Here is how easy it is to switch to curl_cffi:
from curl_cffi import requests
# note the impersonate argument & import above
def get_ja3_info():
url = "https://tls.peet.ws/api/clean"
with requests.Session() as session:
response = session.get(url, impersonate="chrome")
response.raise_for_status()
data = response.json()
print(json.dumps(data))
"akamai_hash": "52d84b11737d980aef856699f885ca86"
CAPTION: Note - I searched via the akamai_hash here as the fingerprint from the JA3 hash wasn’t in this particular database.

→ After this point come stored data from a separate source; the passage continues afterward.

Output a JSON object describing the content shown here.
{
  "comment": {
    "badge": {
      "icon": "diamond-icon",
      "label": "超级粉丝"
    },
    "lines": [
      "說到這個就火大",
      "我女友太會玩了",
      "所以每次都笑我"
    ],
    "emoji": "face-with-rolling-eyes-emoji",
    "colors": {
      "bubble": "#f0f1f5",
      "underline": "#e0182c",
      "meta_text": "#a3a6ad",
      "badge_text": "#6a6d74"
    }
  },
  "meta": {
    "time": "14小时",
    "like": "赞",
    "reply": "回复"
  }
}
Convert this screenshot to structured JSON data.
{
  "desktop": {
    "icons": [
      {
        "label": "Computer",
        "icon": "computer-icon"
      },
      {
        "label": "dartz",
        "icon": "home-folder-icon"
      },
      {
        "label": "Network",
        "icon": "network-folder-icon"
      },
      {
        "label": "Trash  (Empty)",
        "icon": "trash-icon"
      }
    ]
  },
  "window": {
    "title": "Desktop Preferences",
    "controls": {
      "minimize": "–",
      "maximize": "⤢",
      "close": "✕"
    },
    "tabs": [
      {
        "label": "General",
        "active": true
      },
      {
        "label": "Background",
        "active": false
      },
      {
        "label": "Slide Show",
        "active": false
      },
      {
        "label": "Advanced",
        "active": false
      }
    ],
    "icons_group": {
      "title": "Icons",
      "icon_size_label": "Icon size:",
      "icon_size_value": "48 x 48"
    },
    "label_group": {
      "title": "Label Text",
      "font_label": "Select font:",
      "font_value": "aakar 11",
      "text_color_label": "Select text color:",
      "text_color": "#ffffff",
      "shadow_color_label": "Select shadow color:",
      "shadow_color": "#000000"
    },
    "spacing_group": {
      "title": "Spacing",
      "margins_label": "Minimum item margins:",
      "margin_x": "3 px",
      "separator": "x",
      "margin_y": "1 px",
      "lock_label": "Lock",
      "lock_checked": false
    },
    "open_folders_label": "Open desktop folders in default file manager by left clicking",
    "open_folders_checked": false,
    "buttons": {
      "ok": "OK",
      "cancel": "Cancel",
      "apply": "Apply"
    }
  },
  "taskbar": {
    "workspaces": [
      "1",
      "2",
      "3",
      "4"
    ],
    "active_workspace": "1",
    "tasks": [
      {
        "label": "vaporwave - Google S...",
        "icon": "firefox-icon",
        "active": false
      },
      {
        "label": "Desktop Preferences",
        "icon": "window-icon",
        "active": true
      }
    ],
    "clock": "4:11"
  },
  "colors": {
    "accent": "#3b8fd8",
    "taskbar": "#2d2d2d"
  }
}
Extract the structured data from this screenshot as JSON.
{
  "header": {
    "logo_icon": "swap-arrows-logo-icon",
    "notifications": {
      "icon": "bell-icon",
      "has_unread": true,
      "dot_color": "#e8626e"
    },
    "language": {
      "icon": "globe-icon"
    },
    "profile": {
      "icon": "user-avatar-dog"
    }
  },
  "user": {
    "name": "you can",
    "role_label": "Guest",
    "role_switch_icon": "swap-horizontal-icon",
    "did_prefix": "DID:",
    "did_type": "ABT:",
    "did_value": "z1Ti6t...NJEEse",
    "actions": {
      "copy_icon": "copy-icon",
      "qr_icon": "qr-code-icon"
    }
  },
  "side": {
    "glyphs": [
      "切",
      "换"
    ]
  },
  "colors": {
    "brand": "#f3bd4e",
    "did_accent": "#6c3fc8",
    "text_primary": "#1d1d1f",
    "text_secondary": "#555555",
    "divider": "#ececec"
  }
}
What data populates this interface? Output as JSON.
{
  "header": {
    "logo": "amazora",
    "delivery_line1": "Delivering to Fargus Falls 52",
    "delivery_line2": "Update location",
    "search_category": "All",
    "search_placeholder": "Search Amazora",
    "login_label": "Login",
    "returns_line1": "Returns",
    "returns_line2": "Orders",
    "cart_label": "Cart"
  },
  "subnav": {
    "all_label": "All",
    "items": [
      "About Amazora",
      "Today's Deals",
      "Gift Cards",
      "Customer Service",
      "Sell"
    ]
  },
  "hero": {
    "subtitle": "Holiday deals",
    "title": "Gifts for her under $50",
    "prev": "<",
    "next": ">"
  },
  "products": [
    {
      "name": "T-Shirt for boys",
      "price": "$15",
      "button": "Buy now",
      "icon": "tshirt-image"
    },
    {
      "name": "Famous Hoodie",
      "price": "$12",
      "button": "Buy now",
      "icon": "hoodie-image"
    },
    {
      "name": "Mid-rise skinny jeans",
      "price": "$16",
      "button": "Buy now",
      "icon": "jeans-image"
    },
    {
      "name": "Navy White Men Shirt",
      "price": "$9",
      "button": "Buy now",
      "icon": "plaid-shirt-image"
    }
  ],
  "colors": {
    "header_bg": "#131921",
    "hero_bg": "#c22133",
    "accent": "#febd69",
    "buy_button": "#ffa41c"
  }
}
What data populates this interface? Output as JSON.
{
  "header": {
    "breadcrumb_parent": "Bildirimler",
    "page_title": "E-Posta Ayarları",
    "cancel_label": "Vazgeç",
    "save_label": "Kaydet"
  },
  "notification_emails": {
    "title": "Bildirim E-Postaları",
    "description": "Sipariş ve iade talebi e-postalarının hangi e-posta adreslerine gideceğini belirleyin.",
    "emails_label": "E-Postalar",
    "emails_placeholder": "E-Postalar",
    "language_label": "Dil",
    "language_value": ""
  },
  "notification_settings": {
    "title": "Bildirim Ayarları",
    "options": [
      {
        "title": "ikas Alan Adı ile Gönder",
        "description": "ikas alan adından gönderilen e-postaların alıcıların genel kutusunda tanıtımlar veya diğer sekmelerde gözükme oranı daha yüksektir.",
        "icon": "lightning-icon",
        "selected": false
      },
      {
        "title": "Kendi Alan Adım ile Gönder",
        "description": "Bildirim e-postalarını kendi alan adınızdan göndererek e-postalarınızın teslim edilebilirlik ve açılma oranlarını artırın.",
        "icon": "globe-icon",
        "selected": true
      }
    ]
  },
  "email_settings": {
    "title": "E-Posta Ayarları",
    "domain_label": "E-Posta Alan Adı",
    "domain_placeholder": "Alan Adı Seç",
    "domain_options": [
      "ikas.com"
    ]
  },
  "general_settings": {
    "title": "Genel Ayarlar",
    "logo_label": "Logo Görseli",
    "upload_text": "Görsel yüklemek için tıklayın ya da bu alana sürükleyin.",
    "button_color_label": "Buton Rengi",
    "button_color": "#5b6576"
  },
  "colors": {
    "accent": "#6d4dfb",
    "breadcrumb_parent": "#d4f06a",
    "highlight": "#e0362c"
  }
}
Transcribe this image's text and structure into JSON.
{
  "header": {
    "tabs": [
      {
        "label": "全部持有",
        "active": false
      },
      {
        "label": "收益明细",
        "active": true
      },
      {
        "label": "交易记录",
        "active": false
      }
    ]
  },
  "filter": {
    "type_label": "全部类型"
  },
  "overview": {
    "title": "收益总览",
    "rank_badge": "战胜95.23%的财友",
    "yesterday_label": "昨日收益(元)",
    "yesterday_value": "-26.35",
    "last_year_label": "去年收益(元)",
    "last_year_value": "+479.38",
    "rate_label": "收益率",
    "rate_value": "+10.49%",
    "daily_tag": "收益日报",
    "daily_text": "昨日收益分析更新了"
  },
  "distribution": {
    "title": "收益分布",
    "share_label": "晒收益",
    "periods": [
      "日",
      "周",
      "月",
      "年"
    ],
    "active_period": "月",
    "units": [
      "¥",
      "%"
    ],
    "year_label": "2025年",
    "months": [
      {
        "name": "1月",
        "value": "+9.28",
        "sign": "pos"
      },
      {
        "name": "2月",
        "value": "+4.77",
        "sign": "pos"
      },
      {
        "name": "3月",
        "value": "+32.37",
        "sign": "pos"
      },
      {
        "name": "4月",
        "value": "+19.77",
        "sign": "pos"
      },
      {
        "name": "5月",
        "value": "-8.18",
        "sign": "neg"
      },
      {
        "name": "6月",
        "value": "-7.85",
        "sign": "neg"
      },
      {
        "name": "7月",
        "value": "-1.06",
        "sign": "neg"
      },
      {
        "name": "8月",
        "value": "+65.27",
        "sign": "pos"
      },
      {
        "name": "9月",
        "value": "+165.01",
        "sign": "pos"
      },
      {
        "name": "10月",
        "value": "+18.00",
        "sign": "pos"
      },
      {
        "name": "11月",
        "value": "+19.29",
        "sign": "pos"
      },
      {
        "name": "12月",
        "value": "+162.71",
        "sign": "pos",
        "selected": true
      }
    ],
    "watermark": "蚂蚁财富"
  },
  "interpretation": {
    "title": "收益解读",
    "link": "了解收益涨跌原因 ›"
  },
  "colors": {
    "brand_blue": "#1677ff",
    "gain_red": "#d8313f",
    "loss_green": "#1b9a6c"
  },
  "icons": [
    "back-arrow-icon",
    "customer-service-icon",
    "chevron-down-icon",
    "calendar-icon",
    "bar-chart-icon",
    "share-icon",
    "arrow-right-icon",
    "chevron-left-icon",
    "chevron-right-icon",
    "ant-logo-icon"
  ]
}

By adding that impersonate parameter, you are effectively putting on the correct t-shirt.
Make curl_cffi or rnet your default HTTP library in Python. This should be your first port of call before spinning up a full headless browser.
A simple change (which brings benefits like async capabilities) means you don’t fall foul of TLS fingerprinting. curl-cffi even has a requests-like API, meaning it's often a drop-in replacement.